Gear up Mumbai! The EDM carnival is back with Major Lazer, who are all set to perform at the Mahalaxmi Race Course, tonight! Well-known for their extravagant and over-the-top live performances, Mumbai is in for a real treat with some cutting-edge electronic music by Major Lazer.

Renowned for their smash-hit tune ‘Lean On’, which was shot in a splendid palace in Karjat, Maharashtra, Major Lazer garnered over a billion views for this peppy track on YouTube.

Watch the music video here:

And now, they’re back in town, to sweep you off your feet with their terrific electronic music act, touted as one of the biggest events in the city. Tonight, they are expected to draw thousands of party-goers who are looking out to groove to their music. But before that, let’s take a look at their interview with MW, where they talk about their elation at performing in India, their expectations out of an Indian audience and the Desi musicians they’d wish to collaborate with.

How excited are you to perform in India? What expectations do you have from the Indian audience?

We are very excited to perform at Mad Decent Block Party in India. And our local promoters Sunburn have been doing some insane stuff in India so we are expecting big room love and some positive vibes!

What aspects of Indian music do you enjoy (if any)? Indian musicians you follow/listen to?

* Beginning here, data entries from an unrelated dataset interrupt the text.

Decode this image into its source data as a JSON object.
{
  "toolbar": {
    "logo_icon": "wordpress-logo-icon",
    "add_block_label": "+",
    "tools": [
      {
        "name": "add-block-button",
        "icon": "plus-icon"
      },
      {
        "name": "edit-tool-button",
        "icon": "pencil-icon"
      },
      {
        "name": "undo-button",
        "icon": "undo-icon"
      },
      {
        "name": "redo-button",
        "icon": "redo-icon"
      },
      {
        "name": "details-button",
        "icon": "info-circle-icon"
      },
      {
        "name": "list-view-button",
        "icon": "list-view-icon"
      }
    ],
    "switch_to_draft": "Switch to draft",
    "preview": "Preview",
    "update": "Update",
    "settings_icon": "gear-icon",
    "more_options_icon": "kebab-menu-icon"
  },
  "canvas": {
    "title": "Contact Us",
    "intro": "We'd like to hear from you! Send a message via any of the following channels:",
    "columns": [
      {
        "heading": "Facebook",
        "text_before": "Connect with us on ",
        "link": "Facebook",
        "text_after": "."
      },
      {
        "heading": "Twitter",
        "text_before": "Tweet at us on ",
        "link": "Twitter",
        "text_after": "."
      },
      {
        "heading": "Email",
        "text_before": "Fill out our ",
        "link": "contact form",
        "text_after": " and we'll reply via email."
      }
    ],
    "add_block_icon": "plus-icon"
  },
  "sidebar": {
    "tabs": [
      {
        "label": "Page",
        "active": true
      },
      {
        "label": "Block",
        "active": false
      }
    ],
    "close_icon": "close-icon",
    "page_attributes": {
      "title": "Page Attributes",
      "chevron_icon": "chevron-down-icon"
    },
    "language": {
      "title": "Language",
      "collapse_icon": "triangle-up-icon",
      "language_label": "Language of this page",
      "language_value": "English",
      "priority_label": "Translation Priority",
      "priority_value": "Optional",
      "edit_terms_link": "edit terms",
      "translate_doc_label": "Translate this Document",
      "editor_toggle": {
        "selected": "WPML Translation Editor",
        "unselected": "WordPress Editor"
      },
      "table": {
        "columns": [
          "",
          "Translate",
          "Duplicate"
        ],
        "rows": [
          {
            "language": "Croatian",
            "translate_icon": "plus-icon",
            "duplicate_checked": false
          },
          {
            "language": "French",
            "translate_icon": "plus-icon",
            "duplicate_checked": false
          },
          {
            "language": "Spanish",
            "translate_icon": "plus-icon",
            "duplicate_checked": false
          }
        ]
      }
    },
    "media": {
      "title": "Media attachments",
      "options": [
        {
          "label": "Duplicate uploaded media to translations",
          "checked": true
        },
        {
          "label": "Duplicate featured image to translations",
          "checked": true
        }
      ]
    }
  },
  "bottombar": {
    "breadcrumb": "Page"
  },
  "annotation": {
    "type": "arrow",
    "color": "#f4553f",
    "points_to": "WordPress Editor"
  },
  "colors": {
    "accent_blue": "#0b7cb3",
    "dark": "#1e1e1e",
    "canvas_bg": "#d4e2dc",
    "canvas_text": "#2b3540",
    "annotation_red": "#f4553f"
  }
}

I think the classical side to Indian music is just phenomenal. It’s just so destressing. We’d like to do more stuff with Indian producers if there’s a natural vibe and a connect.

Lean On has been such a crazy hit in this country. What went into the process of creating that piece?

India is special and its cultural diversity absolutely humbled me. When we toured there as Major Lazer, it was mind-blowing to see our fan-base and we wanted to incorporate that vibe into our video. Major Lazer has always been a culture mashup, and to us India feels like some kind of special place, backed by a strong legacy and an even stronger future. The experience is something we’ll never forget.

Globally, how do you think the consumption of music has changed?

Today the electronic music belongs to youth culture and its accessibility is part of the genre’s allure. Any kid can pick up a laptop and make music. The genre has grown because of festivals and shows that happen so often now, and then there’s social media. It’s an evolution. The thing is that, every musical genre starts from the underground, gets trendy, then it becomes popular, and then it dies or it is reinvented in a different way. It keeps evolving, every year; something new comes up, and now it’s at the highest it ever has been, so now I don’t know how much higher and how much better it’ll get. It has been more than 20-25 years that this music is existing, so it’s already amazing. Sunburn has done some pretty good stuff with Indian market on EDM.

Ten years down, what are the further changes you perceive in the industry?

I feel like you have to evolve, we can’t still be making the same records now that we were making when ‘Pon De Floor’ came out or when the last album came out so it’s just evolution. Music’s always going to evolve and we can’t really stop that, so we have to figure out what’s the next thing and how we move towards that as opposed to just being like, ‘Oh cool let’s just continue making tear out EDM hits that are going to last 2 months and then somebody else is making the exact same thing under a different name.

Is there a trend in music that bothers you?

Music can never bother us. It’s always about being at the top of your game. We focus on what we are going to put out and all our energies are focused on creating timeless music and newer sounds. Where’s the time to track competition?

Three musicians you would love to collaborate with and why?

I’d love to. I think India has a bunch of talented people.  I was thinking maybe AR Rahman.

What do you do when you are not busy making music?

I am more of a curator and my passion lies in music. At the back of my mind I always keep thinking about new ideas for my fans.